6. Support leaders to enter into dialogs on wages in the team

The leader has the important task of explaining and translating messages from HR and top management concerning wage levels and development. Leaders must be ready to enter into a dialog on the significance of wages for engagement – both in the team and with the individual employee. The leader must recognize that wages can have a significant impact on engagement and that, for some, it is so significant that they switch jobs. The leaders must shift their focus towards providing examples of all the things that are now driving engagement at work to a greater degree so that this is visible to the employee.

7. Strengthen recognition of effort and connection to the team

The leader must be close to the employees in the team and be fully focused on recognition, both in the employee-leader relationship and also mutually between team members.

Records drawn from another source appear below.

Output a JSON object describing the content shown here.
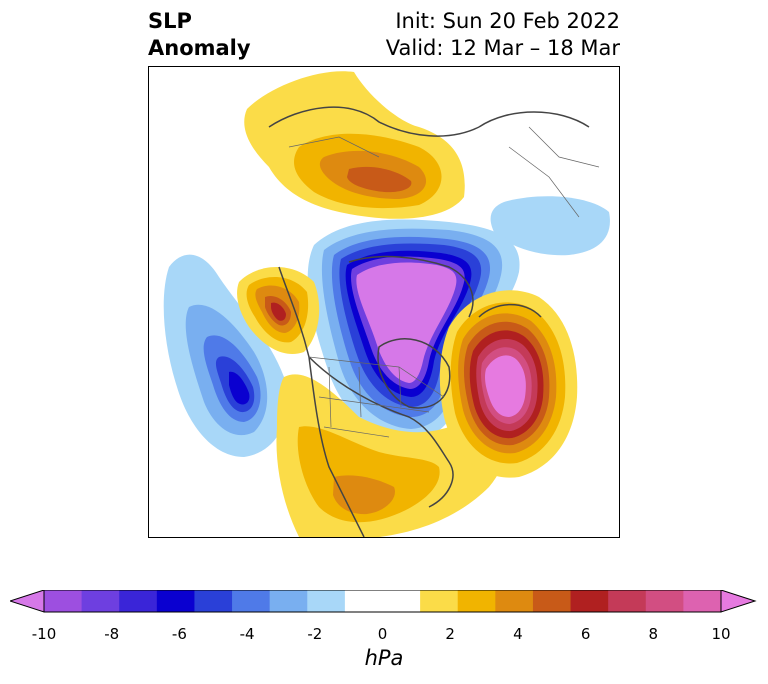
{
  "title": {
    "line1": "SLP",
    "line2": "Anomaly"
  },
  "info": {
    "init": "Init: Sun 20 Feb 2022",
    "valid": "Valid: 12 Mar – 18 Mar"
  },
  "colorbar": {
    "unit": "hPa",
    "ticks": [
      "-10",
      "-8",
      "-6",
      "-4",
      "-2",
      "0",
      "2",
      "4",
      "6",
      "8",
      "10"
    ],
    "colors": [
      "#9d4fe0",
      "#6e3fe0",
      "#3a25d8",
      "#0a00d0",
      "#2a40d8",
      "#4f7ae8",
      "#79aff0",
      "#a8d7f8",
      "#ffffff",
      "#ffffff",
      "#fbdc48",
      "#f1b400",
      "#de8a10",
      "#c85a18",
      "#b02020",
      "#c43a58",
      "#d24e82",
      "#dd62b0"
    ],
    "under_color": "#d678e8",
    "over_color": "#e67ae0"
  },
  "map": {
    "anomaly_centers": [
      {
        "region": "Arctic / Canadian Archipelago",
        "sign": "negative",
        "peak_hpa": -10
      },
      {
        "region": "North Pacific",
        "sign": "negative",
        "peak_hpa": -6
      },
      {
        "region": "North Atlantic",
        "sign": "positive",
        "peak_hpa": 10
      },
      {
        "region": "Northern Eurasia",
        "sign": "positive",
        "peak_hpa": 5
      },
      {
        "region": "Pacific Northwest coast",
        "sign": "positive",
        "peak_hpa": 6
      },
      {
        "region": "United States / Mexico",
        "sign": "positive",
        "peak_hpa": 3
      }
    ]
  }
}
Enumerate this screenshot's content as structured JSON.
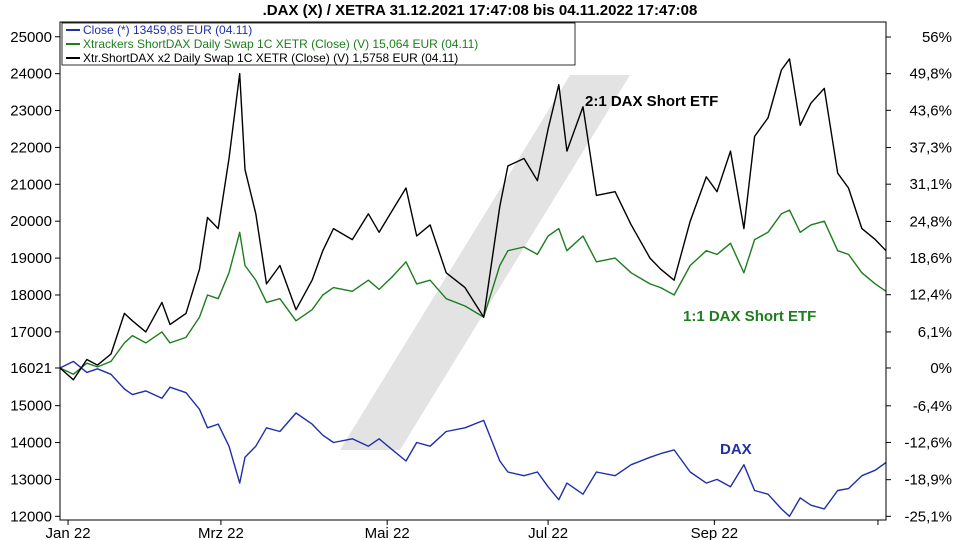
{
  "chart_data": {
    "type": "line",
    "title": ".DAX (X) / XETRA 31.12.2021 17:47:08 bis 04.11.2022 17:47:08",
    "x_tick_labels": [
      "Jan 22",
      "Mrz 22",
      "Mai 22",
      "Jul 22",
      "Sep 22"
    ],
    "x_tick_dates": [
      "2022-01-03",
      "2022-03-01",
      "2022-05-02",
      "2022-07-01",
      "2022-09-01"
    ],
    "x_range": [
      "2021-12-31",
      "2022-11-04"
    ],
    "y_left_ticks": [
      12000,
      13000,
      14000,
      15000,
      16021,
      17000,
      18000,
      19000,
      20000,
      21000,
      22000,
      23000,
      24000,
      25000
    ],
    "y_left_tick_labels": [
      "12000",
      "13000",
      "14000",
      "15000",
      "16021",
      "17000",
      "18000",
      "19000",
      "20000",
      "21000",
      "22000",
      "23000",
      "24000",
      "25000"
    ],
    "y_left_range": [
      11900,
      25400
    ],
    "y_right_ticks": [
      -25.1,
      -18.9,
      -12.6,
      -6.4,
      0,
      6.1,
      12.4,
      18.6,
      24.8,
      31.1,
      37.3,
      43.6,
      49.8,
      56
    ],
    "y_right_tick_labels": [
      "-25,1%",
      "-18,9%",
      "-12,6%",
      "-6,4%",
      "0%",
      "6,1%",
      "12,4%",
      "18,6%",
      "24,8%",
      "31,1%",
      "37,3%",
      "43,6%",
      "49,8%",
      "56%"
    ],
    "grid": false,
    "legend_position": "top-left",
    "legend": [
      {
        "label": "Close (*) 13459,85 EUR (04.11)",
        "color": "#1f2fa8"
      },
      {
        "label": "Xtrackers ShortDAX Daily Swap 1C XETR (Close) (V) 15,064 EUR (04.11)",
        "color": "#1e7d1e"
      },
      {
        "label": "Xtr.ShortDAX x2 Daily Swap 1C XETR (Close) (V) 1,5758 EUR (04.11)",
        "color": "#000000"
      }
    ],
    "annotations": [
      {
        "text": "2:1 DAX Short ETF",
        "color": "#000000"
      },
      {
        "text": "1:1 DAX Short ETF",
        "color": "#1e7d1e"
      },
      {
        "text": "DAX",
        "color": "#1f2fa8"
      }
    ],
    "y_units": "DAX level (left axis); percent change since start (right axis)",
    "series": [
      {
        "name": "DAX",
        "color": "#1f2fa8",
        "points": [
          [
            "2021-12-31",
            16021
          ],
          [
            "2022-01-05",
            16200
          ],
          [
            "2022-01-10",
            15900
          ],
          [
            "2022-01-14",
            16000
          ],
          [
            "2022-01-19",
            15850
          ],
          [
            "2022-01-24",
            15450
          ],
          [
            "2022-01-27",
            15300
          ],
          [
            "2022-02-01",
            15400
          ],
          [
            "2022-02-07",
            15200
          ],
          [
            "2022-02-10",
            15500
          ],
          [
            "2022-02-16",
            15350
          ],
          [
            "2022-02-21",
            14900
          ],
          [
            "2022-02-24",
            14400
          ],
          [
            "2022-02-28",
            14500
          ],
          [
            "2022-03-04",
            13900
          ],
          [
            "2022-03-08",
            12900
          ],
          [
            "2022-03-10",
            13600
          ],
          [
            "2022-03-14",
            13900
          ],
          [
            "2022-03-18",
            14400
          ],
          [
            "2022-03-23",
            14300
          ],
          [
            "2022-03-29",
            14800
          ],
          [
            "2022-04-04",
            14500
          ],
          [
            "2022-04-08",
            14200
          ],
          [
            "2022-04-12",
            14000
          ],
          [
            "2022-04-19",
            14100
          ],
          [
            "2022-04-25",
            13900
          ],
          [
            "2022-04-29",
            14100
          ],
          [
            "2022-05-04",
            13800
          ],
          [
            "2022-05-09",
            13500
          ],
          [
            "2022-05-13",
            14000
          ],
          [
            "2022-05-18",
            13900
          ],
          [
            "2022-05-24",
            14300
          ],
          [
            "2022-05-31",
            14400
          ],
          [
            "2022-06-07",
            14600
          ],
          [
            "2022-06-13",
            13500
          ],
          [
            "2022-06-16",
            13200
          ],
          [
            "2022-06-22",
            13100
          ],
          [
            "2022-06-27",
            13200
          ],
          [
            "2022-07-01",
            12800
          ],
          [
            "2022-07-05",
            12450
          ],
          [
            "2022-07-08",
            12900
          ],
          [
            "2022-07-14",
            12600
          ],
          [
            "2022-07-19",
            13200
          ],
          [
            "2022-07-26",
            13100
          ],
          [
            "2022-08-01",
            13400
          ],
          [
            "2022-08-08",
            13600
          ],
          [
            "2022-08-12",
            13700
          ],
          [
            "2022-08-17",
            13800
          ],
          [
            "2022-08-23",
            13200
          ],
          [
            "2022-08-29",
            12900
          ],
          [
            "2022-09-02",
            13000
          ],
          [
            "2022-09-07",
            12800
          ],
          [
            "2022-09-12",
            13400
          ],
          [
            "2022-09-16",
            12700
          ],
          [
            "2022-09-21",
            12600
          ],
          [
            "2022-09-26",
            12200
          ],
          [
            "2022-09-29",
            12000
          ],
          [
            "2022-10-03",
            12500
          ],
          [
            "2022-10-07",
            12300
          ],
          [
            "2022-10-12",
            12200
          ],
          [
            "2022-10-17",
            12700
          ],
          [
            "2022-10-21",
            12750
          ],
          [
            "2022-10-26",
            13100
          ],
          [
            "2022-10-31",
            13250
          ],
          [
            "2022-11-04",
            13460
          ]
        ]
      },
      {
        "name": "Xtrackers ShortDAX Daily Swap 1C",
        "color": "#1e7d1e",
        "points": [
          [
            "2021-12-31",
            16021
          ],
          [
            "2022-01-05",
            15850
          ],
          [
            "2022-01-10",
            16150
          ],
          [
            "2022-01-14",
            16050
          ],
          [
            "2022-01-19",
            16200
          ],
          [
            "2022-01-24",
            16700
          ],
          [
            "2022-01-27",
            16900
          ],
          [
            "2022-02-01",
            16700
          ],
          [
            "2022-02-07",
            17000
          ],
          [
            "2022-02-10",
            16700
          ],
          [
            "2022-02-16",
            16850
          ],
          [
            "2022-02-21",
            17400
          ],
          [
            "2022-02-24",
            18000
          ],
          [
            "2022-02-28",
            17900
          ],
          [
            "2022-03-04",
            18600
          ],
          [
            "2022-03-08",
            19700
          ],
          [
            "2022-03-10",
            18800
          ],
          [
            "2022-03-14",
            18400
          ],
          [
            "2022-03-18",
            17800
          ],
          [
            "2022-03-23",
            17900
          ],
          [
            "2022-03-29",
            17300
          ],
          [
            "2022-04-04",
            17600
          ],
          [
            "2022-04-08",
            18000
          ],
          [
            "2022-04-12",
            18200
          ],
          [
            "2022-04-19",
            18100
          ],
          [
            "2022-04-25",
            18400
          ],
          [
            "2022-04-29",
            18150
          ],
          [
            "2022-05-04",
            18500
          ],
          [
            "2022-05-09",
            18900
          ],
          [
            "2022-05-13",
            18300
          ],
          [
            "2022-05-18",
            18400
          ],
          [
            "2022-05-24",
            17900
          ],
          [
            "2022-05-31",
            17700
          ],
          [
            "2022-06-07",
            17400
          ],
          [
            "2022-06-13",
            18800
          ],
          [
            "2022-06-16",
            19200
          ],
          [
            "2022-06-22",
            19300
          ],
          [
            "2022-06-27",
            19100
          ],
          [
            "2022-07-01",
            19600
          ],
          [
            "2022-07-05",
            19800
          ],
          [
            "2022-07-08",
            19200
          ],
          [
            "2022-07-14",
            19600
          ],
          [
            "2022-07-19",
            18900
          ],
          [
            "2022-07-26",
            19000
          ],
          [
            "2022-08-01",
            18600
          ],
          [
            "2022-08-08",
            18300
          ],
          [
            "2022-08-12",
            18200
          ],
          [
            "2022-08-17",
            18000
          ],
          [
            "2022-08-23",
            18800
          ],
          [
            "2022-08-29",
            19200
          ],
          [
            "2022-09-02",
            19100
          ],
          [
            "2022-09-07",
            19400
          ],
          [
            "2022-09-12",
            18600
          ],
          [
            "2022-09-16",
            19500
          ],
          [
            "2022-09-21",
            19700
          ],
          [
            "2022-09-26",
            20200
          ],
          [
            "2022-09-29",
            20300
          ],
          [
            "2022-10-03",
            19700
          ],
          [
            "2022-10-07",
            19900
          ],
          [
            "2022-10-12",
            20000
          ],
          [
            "2022-10-17",
            19200
          ],
          [
            "2022-10-21",
            19100
          ],
          [
            "2022-10-26",
            18600
          ],
          [
            "2022-10-31",
            18300
          ],
          [
            "2022-11-04",
            18100
          ]
        ]
      },
      {
        "name": "Xtr.ShortDAX x2 Daily Swap 1C",
        "color": "#000000",
        "points": [
          [
            "2021-12-31",
            16021
          ],
          [
            "2022-01-05",
            15700
          ],
          [
            "2022-01-10",
            16250
          ],
          [
            "2022-01-14",
            16100
          ],
          [
            "2022-01-19",
            16400
          ],
          [
            "2022-01-24",
            17500
          ],
          [
            "2022-01-27",
            17300
          ],
          [
            "2022-02-01",
            17000
          ],
          [
            "2022-02-07",
            17800
          ],
          [
            "2022-02-10",
            17200
          ],
          [
            "2022-02-16",
            17500
          ],
          [
            "2022-02-21",
            18700
          ],
          [
            "2022-02-24",
            20100
          ],
          [
            "2022-02-28",
            19800
          ],
          [
            "2022-03-04",
            21700
          ],
          [
            "2022-03-08",
            24000
          ],
          [
            "2022-03-10",
            21400
          ],
          [
            "2022-03-14",
            20200
          ],
          [
            "2022-03-18",
            18300
          ],
          [
            "2022-03-23",
            18800
          ],
          [
            "2022-03-29",
            17600
          ],
          [
            "2022-04-04",
            18400
          ],
          [
            "2022-04-08",
            19200
          ],
          [
            "2022-04-12",
            19800
          ],
          [
            "2022-04-19",
            19500
          ],
          [
            "2022-04-25",
            20200
          ],
          [
            "2022-04-29",
            19700
          ],
          [
            "2022-05-04",
            20300
          ],
          [
            "2022-05-09",
            20900
          ],
          [
            "2022-05-13",
            19600
          ],
          [
            "2022-05-18",
            19900
          ],
          [
            "2022-05-24",
            18600
          ],
          [
            "2022-05-31",
            18200
          ],
          [
            "2022-06-07",
            17400
          ],
          [
            "2022-06-13",
            20400
          ],
          [
            "2022-06-16",
            21500
          ],
          [
            "2022-06-22",
            21700
          ],
          [
            "2022-06-27",
            21100
          ],
          [
            "2022-07-01",
            22500
          ],
          [
            "2022-07-05",
            23700
          ],
          [
            "2022-07-08",
            21900
          ],
          [
            "2022-07-14",
            23100
          ],
          [
            "2022-07-19",
            20700
          ],
          [
            "2022-07-26",
            20800
          ],
          [
            "2022-08-01",
            19900
          ],
          [
            "2022-08-08",
            19000
          ],
          [
            "2022-08-12",
            18700
          ],
          [
            "2022-08-17",
            18400
          ],
          [
            "2022-08-23",
            20000
          ],
          [
            "2022-08-29",
            21200
          ],
          [
            "2022-09-02",
            20800
          ],
          [
            "2022-09-07",
            21900
          ],
          [
            "2022-09-12",
            19800
          ],
          [
            "2022-09-16",
            22300
          ],
          [
            "2022-09-21",
            22800
          ],
          [
            "2022-09-26",
            24100
          ],
          [
            "2022-09-29",
            24400
          ],
          [
            "2022-10-03",
            22600
          ],
          [
            "2022-10-07",
            23200
          ],
          [
            "2022-10-12",
            23600
          ],
          [
            "2022-10-17",
            21300
          ],
          [
            "2022-10-21",
            20900
          ],
          [
            "2022-10-26",
            19800
          ],
          [
            "2022-10-31",
            19500
          ],
          [
            "2022-11-04",
            19200
          ]
        ]
      }
    ]
  }
}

Establish a common understanding that there are certain external circumstances affecting the frameworks for teamwork, and make it clear that if we help one another we will get through the situation safely. The perceived connection to the team and close colleagues is an important barrier to avoiding employee turnover.

Remain Close to the Employees

Right now, there is a great risk that you will lose some of the employees that are most important to the company or the team. Therefore, it is critical that leaders remain close to the employees. Leaders take responsibility and listen to an even greater degree and, at times, enter into difficult dialogs concerning the drivers of employee motivation and engagement and how the situation can be improved.

HR must make sure that these dialogs are supported at all levels of the organization by a data-driven foundation so that the leaders can always tap into what is most important for the team’s/unit’s motivation and engagement. HR must also ensure that leaders receive general feedback from exit surveys and interviews so that they can consider whether their focus and communication require adjustment.